Permission for Russian residents to issue loans in foreign currency to foreign companies extended

Minutes № 120/1 of December 27th 2022 of the meeting of the sub-commission of the Government Commission on Control over Foreign Investment in the Russian Federation extended the period of permission for Russian residents to issue loans in foreign currency to non-residents, except for persons related to unfriendly countries.

In order to prevent the withdrawal of capital from the economy, due the start of a special military operation and the imposition of economic sanctions on the Russian Federation, on 28 February 2022 the Russian President issued Decree № 79, which prohibited foreign exchange transactions involving the provision of foreign currency by residents in favor of non-residents under loan agreements.

For Russian citizens and companies, this has led to an inability to finance related parties, which has significantly complicated the operations of a number of large Russian corporations.

Only after more than 6 months the counter-sanctions were loosened: in the Protocol of November 18th, 2022 № 06-06-10/VN-59822 of the Sub-Commission of the Government Commission for Control over Foreign Investment in the Russian Federation residents were allowed until December 31st, 2022 to issue loans in foreign currency to non-residents on condition that non-residents were not related to unfriendly countries.

Protocol № 120/1 of the Government Commission for the Control of Foreign Investment in the Russian Federation of December 27th, 2022 extended the term until March 31st, 2023.

The extension of the permission period for foreign currency loans to non-residents indicates an improvement in the economic situation in the Russian Federation, which provides an opportunity for Russian corporations with related companies in foreign countries to gradually reestablish operations.

The procedure for calculating mineral extraction tax for the extraction of non-metallic building materials is established

On December 22nd, 2022, the Federal Tax Service, guided by the letter of the Ministry of Finance of December 20, 2022 № 03-06-05-01/124943, issued a Letter № SD-4-3/17393@ “On the tax on mineral extraction” which established the procedure for calculating the mineral extraction tax for tax periods up to September 01, 2022.

After a radical change in judicial practice on the issue of MET and the recognition of rubble as a separate mineral rather than a processed product, the tax authorities began a massive audit of the entire industry and additional assessments of taxes, penalties and fines.

However, the tax authorities did not have a common approach to calculating the amount of MET to be paid in case rubble was recognized as an object of taxation.

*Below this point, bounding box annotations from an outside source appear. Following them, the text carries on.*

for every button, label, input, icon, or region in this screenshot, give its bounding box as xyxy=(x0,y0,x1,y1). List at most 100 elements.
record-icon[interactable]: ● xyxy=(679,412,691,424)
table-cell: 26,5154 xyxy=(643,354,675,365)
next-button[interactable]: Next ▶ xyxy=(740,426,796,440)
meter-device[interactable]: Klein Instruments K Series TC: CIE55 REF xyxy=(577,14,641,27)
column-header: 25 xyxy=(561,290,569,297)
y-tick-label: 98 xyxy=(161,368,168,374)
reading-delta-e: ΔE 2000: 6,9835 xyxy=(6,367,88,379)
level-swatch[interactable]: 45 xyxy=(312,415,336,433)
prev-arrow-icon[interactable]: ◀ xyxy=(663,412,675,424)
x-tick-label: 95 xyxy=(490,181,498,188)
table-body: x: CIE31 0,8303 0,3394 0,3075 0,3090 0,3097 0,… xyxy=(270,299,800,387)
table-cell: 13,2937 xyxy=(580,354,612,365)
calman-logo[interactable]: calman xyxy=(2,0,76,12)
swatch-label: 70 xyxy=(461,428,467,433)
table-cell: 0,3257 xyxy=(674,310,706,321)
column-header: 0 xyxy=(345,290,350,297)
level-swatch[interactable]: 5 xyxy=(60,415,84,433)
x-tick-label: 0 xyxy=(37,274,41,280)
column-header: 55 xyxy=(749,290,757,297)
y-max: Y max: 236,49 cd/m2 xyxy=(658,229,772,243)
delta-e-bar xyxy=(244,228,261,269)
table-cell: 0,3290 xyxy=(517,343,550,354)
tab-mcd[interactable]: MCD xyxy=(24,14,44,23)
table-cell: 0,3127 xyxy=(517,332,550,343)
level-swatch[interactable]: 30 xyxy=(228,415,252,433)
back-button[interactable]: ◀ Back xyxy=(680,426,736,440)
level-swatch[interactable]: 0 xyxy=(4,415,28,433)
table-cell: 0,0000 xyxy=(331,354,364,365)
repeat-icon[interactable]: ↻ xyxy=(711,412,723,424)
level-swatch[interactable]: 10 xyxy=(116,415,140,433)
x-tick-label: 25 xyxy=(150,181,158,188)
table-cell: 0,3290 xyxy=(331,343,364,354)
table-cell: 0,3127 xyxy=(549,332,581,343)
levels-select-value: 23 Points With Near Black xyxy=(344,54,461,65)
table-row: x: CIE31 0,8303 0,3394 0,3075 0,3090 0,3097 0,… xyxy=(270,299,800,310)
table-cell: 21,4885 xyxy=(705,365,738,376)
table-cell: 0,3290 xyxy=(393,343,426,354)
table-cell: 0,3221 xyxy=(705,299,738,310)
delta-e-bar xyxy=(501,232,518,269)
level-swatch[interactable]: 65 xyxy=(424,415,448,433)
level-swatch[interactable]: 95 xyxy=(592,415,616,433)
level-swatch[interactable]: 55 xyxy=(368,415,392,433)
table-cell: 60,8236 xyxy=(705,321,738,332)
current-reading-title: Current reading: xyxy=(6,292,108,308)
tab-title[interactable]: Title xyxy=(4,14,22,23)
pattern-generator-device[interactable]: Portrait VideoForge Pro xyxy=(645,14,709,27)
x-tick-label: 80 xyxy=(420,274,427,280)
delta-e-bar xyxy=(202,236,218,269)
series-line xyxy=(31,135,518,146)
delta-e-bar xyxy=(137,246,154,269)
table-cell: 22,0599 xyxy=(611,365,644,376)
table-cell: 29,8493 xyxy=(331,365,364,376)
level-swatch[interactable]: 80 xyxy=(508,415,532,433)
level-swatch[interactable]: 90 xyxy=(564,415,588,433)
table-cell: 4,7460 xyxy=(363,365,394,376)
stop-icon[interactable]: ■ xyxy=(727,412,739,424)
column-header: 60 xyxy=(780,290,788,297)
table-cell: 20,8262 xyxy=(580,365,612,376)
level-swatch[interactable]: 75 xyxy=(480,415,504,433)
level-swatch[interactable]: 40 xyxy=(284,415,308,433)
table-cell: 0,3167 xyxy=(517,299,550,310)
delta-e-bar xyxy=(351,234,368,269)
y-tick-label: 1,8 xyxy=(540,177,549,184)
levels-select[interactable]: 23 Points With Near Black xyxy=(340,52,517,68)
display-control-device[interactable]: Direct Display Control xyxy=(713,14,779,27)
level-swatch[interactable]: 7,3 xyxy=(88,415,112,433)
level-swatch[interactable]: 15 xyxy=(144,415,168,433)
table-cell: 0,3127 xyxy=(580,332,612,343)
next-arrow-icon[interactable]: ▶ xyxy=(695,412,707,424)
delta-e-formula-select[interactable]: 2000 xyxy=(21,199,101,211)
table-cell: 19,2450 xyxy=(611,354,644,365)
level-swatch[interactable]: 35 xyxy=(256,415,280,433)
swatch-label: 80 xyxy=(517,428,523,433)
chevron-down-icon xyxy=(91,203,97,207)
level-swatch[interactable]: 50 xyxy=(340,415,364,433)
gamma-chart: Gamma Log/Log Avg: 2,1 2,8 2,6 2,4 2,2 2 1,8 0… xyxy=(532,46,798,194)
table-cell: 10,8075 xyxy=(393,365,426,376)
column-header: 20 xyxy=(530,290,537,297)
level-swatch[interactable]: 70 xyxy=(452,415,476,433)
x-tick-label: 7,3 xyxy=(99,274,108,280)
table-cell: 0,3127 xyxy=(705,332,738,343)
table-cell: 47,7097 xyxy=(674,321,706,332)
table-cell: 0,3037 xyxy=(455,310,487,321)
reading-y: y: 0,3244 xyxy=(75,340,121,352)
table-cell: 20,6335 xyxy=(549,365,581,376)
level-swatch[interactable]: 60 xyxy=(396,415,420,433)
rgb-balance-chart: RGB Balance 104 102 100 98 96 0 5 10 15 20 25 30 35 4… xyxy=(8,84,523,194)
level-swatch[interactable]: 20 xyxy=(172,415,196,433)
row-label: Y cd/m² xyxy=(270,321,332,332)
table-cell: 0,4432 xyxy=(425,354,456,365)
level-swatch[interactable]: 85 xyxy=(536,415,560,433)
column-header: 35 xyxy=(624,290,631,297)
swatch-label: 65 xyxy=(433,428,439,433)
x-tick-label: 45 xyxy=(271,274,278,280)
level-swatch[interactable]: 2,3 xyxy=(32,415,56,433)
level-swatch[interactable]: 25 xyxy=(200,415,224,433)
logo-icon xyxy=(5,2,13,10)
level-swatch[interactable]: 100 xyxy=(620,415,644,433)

In an attempt to increase the budget, the tax authorities often took into account the total amount of products sold to customers (rubble, remains, aggregate sand and gravel mix), but only at the price of expensive rubble fractions, thus imposing unreasonable tax burden and penalties on taxpayers.

It seems evident that the reason for this situation was a retrospective change in the approach to determining the object of MET taxation in the absence of a change in legislative regulation.

Only two years after the change in practice, the Federal Tax Service decided on a methodology for calculating the unit value of mined minerals for the “rubble” taxation object, stating that in determining the unit value of mined minerals, both proceeds from sales of rubble and proceeds from sales of other production by-products (aggregate sand and gravel mix, remains, other products) should be taken into account.

On the one hand, the publication of this letter is an important positive change for taxpayers, as it eliminated the legal uncertainty resulting from the retrospective change in the approach to calculating MET.

On the other hand, one cannot but emphasize the impropriety of the tax authority in changing the approach in the absence of changes in the legislative regulation, as well as the considerable delay in issuing the mentioned letter.

The publication of this letter 2 years ago would have prevented taxpayers from being charged with unreasonable tax obligations and sanctions as a result of the actions of the tax authorities in circumstances of legal uncertainty.